First off, I am never a believer of "if everyone do this then that would / would not happen". Go ask 100 people the same question and you will never get the same answer from them. As a group human would behave like a bell curve so there will always be people who agree and disagree, and that's how we end up with democracy being an ok system.
So let's say if really, everyone 55 and above do something voluntarily or forced to by law, like withdraw from SSN / 401K / IRA. Then someone else would look for money making opportunity to trade with them and profit from it. In the investment world it is called "market makers", they figure what is each trade worth and whenever someone want to do something there must be a price it is worth doing a trade for. This is why someone will always be able to buy and sell something at the right price and eventually price will change to a point things balance out in the long term. These market makers have to be real good at risk management or they will lose their shirts, just like a sport betting bookie has to set an odd and payout to be safe, and make money by skimming off a thin margin on top.
I am not sure why people 55 should be migrating out of equity and into gov backed assets. 55 is too young (I am probably going to reach it soon) and most of the people I know don't even hit peak income till then at work, and I have been dealing with a dead beat father in law who decided to retire at 55 and then loaf off his mom's pension then his wife's, then his daughter's help. I manage a contractor who is still working engineering work at 70 and a retired executive who decided to go back to simple engineering at 65. Neither felt like they should move into government backed assets and think they are just musical chairs between who lives the longest and who bankrupts first.

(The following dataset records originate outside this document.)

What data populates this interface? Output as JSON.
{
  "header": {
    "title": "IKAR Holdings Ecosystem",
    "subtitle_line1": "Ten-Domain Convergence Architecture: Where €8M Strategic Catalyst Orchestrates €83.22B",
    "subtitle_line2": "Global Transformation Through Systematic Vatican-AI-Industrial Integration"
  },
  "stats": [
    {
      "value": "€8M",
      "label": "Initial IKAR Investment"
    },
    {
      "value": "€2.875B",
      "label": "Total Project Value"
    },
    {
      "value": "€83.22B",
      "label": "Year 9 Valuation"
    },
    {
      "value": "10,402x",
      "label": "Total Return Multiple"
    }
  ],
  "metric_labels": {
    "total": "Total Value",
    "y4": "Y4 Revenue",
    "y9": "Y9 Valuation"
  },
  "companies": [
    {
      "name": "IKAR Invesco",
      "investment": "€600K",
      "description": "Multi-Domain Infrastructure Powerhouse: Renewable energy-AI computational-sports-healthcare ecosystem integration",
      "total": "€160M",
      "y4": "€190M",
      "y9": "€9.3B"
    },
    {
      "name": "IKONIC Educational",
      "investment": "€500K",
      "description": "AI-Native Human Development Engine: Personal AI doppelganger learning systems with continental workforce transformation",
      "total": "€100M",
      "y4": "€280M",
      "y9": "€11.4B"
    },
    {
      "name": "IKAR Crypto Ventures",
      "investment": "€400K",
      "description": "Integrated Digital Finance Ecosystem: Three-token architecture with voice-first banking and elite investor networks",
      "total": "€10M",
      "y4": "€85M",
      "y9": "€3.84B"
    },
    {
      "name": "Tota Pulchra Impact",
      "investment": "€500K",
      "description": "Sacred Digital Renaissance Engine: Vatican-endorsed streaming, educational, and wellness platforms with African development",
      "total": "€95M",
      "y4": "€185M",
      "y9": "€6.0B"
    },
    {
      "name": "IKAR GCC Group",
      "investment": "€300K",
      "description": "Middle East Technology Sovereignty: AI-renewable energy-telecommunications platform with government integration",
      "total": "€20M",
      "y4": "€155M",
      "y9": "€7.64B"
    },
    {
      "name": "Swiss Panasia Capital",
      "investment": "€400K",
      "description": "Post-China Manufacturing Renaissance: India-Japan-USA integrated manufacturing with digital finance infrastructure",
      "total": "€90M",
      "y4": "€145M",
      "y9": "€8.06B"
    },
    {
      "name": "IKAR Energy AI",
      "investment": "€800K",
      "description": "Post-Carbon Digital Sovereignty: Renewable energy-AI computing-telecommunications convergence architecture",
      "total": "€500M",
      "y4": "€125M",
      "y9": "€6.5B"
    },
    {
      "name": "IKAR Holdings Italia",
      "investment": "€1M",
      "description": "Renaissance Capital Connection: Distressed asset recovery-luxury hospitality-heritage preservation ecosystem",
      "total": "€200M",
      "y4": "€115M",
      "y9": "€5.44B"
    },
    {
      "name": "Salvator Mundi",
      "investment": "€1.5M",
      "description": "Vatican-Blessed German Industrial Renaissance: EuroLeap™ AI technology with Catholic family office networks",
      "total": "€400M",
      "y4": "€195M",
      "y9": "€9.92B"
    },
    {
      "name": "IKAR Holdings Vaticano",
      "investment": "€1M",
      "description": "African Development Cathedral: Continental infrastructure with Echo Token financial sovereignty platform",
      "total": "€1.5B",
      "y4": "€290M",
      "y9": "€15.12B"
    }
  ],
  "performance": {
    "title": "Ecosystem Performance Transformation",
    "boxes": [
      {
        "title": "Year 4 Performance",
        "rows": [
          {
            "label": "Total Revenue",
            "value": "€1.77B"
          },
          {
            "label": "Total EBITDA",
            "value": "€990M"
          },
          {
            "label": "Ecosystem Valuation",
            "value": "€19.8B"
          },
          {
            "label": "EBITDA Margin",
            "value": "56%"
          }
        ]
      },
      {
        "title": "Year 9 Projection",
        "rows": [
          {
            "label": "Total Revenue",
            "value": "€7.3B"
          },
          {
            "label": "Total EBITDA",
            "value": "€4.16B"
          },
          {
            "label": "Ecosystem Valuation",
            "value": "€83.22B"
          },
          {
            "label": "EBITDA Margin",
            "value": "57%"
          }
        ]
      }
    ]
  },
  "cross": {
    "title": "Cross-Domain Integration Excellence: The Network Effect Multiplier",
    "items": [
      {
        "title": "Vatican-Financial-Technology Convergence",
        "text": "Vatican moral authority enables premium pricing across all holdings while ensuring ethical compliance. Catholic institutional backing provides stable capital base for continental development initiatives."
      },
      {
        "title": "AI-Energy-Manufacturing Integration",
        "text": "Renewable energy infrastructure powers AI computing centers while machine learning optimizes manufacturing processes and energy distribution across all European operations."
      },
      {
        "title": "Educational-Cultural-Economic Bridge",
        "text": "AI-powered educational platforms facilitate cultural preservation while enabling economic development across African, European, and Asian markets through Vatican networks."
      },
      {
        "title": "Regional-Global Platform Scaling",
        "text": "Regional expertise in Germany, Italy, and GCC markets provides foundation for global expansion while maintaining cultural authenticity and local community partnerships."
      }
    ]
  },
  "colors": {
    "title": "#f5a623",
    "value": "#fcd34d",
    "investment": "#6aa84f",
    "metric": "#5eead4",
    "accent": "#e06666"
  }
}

The market is going to go up and down in the long term. Some days it would be over priced, some days it would be undervalued, and some day the market would stay solvent before I run out of money trying to bet against it. What I as a responsible person can do is look at whether I have enough money in the short term to live on, without being forced to sell assets to pay bill at a bad time for a bad price. Nobody can control the prices, but I can survive if I have enough safety margin. I have friends who were margin called and then later the market behave as they have forecasted, but their assets have been sold and they did not get a return as a result. I personally have been too concerned about price collapse in the 06 and avoided 08, but didn't get back into the stock market in time to participate in the 10 boom. I have sold all my AMD shares right before the AI boom because I though the crypto boom was over. It is nearly impossible to know what is the right price at the time, we human can only do after the fact. Anyone who can tell you for sure what is the right price and when is either 1) a liar or 2) did not know what risk he is taking.
Bank typically has a policy to diversify. They cannot take on concentrated risk of anything like lending to certain sectors only, certain location only, and they have to be stress tested. The reason Silicon Valley Bank and First Republic Bank collapses are due to concentrated risk on long term US bonds, betting that they won't increase interest rate too fast. Who would have though buying US Treasure can cause bank run and bank collapse right? If there is anything I learned from them, I learned to stay away from a bank that is focusing their investment and lending. You don't need anything to cause a bank run and you better make sure you are diversified at all time.